In episode 4 of The Spark, carbon-absorbing nanobubbles could be the key to cutting greenhouse-gas emissions.
There are two ways to cut down on our greenhouse-gas emissions: Reduce the amount we make or limit how much of what we make actually gets into the atmosphere.
It’s the second solution that researchers at the Lawrence Livermore National Laboratory want to tackle with cute caviar-sized bubbles that can absorb carbon dioxide.
The polymer bubbles are filled with the entirely pedestrian ingredient of baking soda, long known to absorb carbon dioxide, but it’s the bubbles themselves that are the breakthrough. They’re permeable, which means that CO2 gets trapped and absorbed by the baking soda solution inside them.

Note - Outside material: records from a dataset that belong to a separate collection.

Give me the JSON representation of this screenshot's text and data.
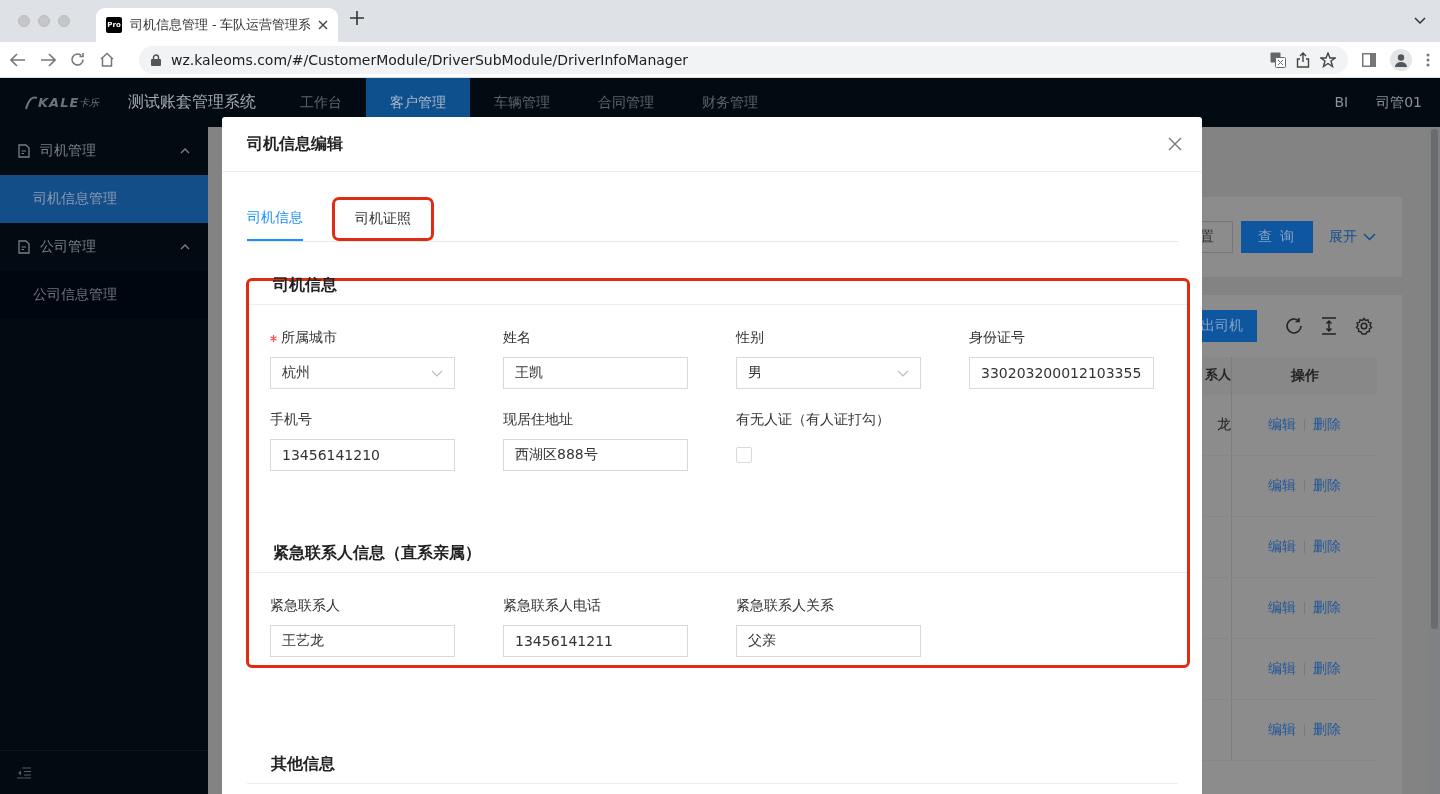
{
  "browser": {
    "favicon": "Pro",
    "tab_title": "司机信息管理 - 车队运营管理系",
    "url": "wz.kaleoms.com/#/CustomerModule/DriverSubModule/DriverInfoManager"
  },
  "header": {
    "logo_text": "KALE",
    "logo_subtext": "卡乐",
    "title": "测试账套管理系统",
    "nav": [
      {
        "label": "工作台",
        "selected": false
      },
      {
        "label": "客户管理",
        "selected": true
      },
      {
        "label": "车辆管理",
        "selected": false
      },
      {
        "label": "合同管理",
        "selected": false
      },
      {
        "label": "财务管理",
        "selected": false
      }
    ],
    "right": [
      "BI",
      "司管01"
    ]
  },
  "sidebar": {
    "groups": [
      {
        "label": "司机管理",
        "expanded": true,
        "items": [
          {
            "label": "司机信息管理",
            "selected": true
          }
        ]
      },
      {
        "label": "公司管理",
        "expanded": true,
        "items": [
          {
            "label": "公司信息管理",
            "selected": false
          }
        ]
      }
    ]
  },
  "background": {
    "search_buttons": [
      {
        "label": "置",
        "kind": "default"
      },
      {
        "label": "查 询",
        "kind": "primary"
      },
      {
        "label": "展开",
        "kind": "link"
      }
    ],
    "export_button": "出司机",
    "table": {
      "columns": [
        "系人",
        "操作"
      ],
      "rows": [
        {
          "column_1": "龙",
          "actions": [
            "编辑",
            "删除"
          ]
        },
        {
          "actions": [
            "编辑",
            "删除"
          ]
        },
        {
          "actions": [
            "编辑",
            "删除"
          ]
        },
        {
          "actions": [
            "编辑",
            "删除"
          ]
        },
        {
          "actions": [
            "编辑",
            "删除"
          ]
        },
        {
          "actions": [
            "编辑",
            "删除"
          ]
        }
      ]
    }
  },
  "modal": {
    "title": "司机信息编辑",
    "tabs": [
      {
        "label": "司机信息",
        "selected": true,
        "highlighted": false
      },
      {
        "label": "司机证照",
        "selected": false,
        "highlighted": true
      }
    ],
    "sections": [
      {
        "title": "司机信息",
        "highlighted": true,
        "fields": [
          {
            "label": "所属城市",
            "required": true,
            "kind": "select",
            "value": "杭州"
          },
          {
            "label": "姓名",
            "required": false,
            "kind": "text",
            "value": "王凯"
          },
          {
            "label": "性别",
            "required": false,
            "kind": "select",
            "value": "男"
          },
          {
            "label": "身份证号",
            "required": false,
            "kind": "text",
            "value": "330203200012103355"
          },
          {
            "label": "手机号",
            "required": false,
            "kind": "text",
            "value": "13456141210"
          },
          {
            "label": "现居住地址",
            "required": false,
            "kind": "text",
            "value": "西湖区888号"
          },
          {
            "label": "有无人证（有人证打勾）",
            "required": false,
            "kind": "checkbox",
            "checked": false
          }
        ]
      },
      {
        "title": "紧急联系人信息（直系亲属）",
        "highlighted": true,
        "fields": [
          {
            "label": "紧急联系人",
            "required": false,
            "kind": "text",
            "value": "王艺龙"
          },
          {
            "label": "紧急联系人电话",
            "required": false,
            "kind": "text",
            "value": "13456141211"
          },
          {
            "label": "紧急联系人关系",
            "required": false,
            "kind": "text",
            "value": "父亲"
          }
        ]
      },
      {
        "title": "其他信息",
        "highlighted": false
      }
    ]
  }
}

In theory, you could affix the bubbles to the inside of a power plant smokestack and trap the CO2 before it is released into the atmosphere.
They’re also reusable. The CO2 can be released again by heating the bubbles in a sealed container. The released CO2 can be kept in tanks or safely pumped back underground while the bubbles can go back into the smokestack and start their world-saving job all over again.
Bloomberg’s profile of Lawrence Livermore’s carbon-capturing technology is the latest installment of The Spark, which looks at innovators finding solutions to seemingly unsolvable problems.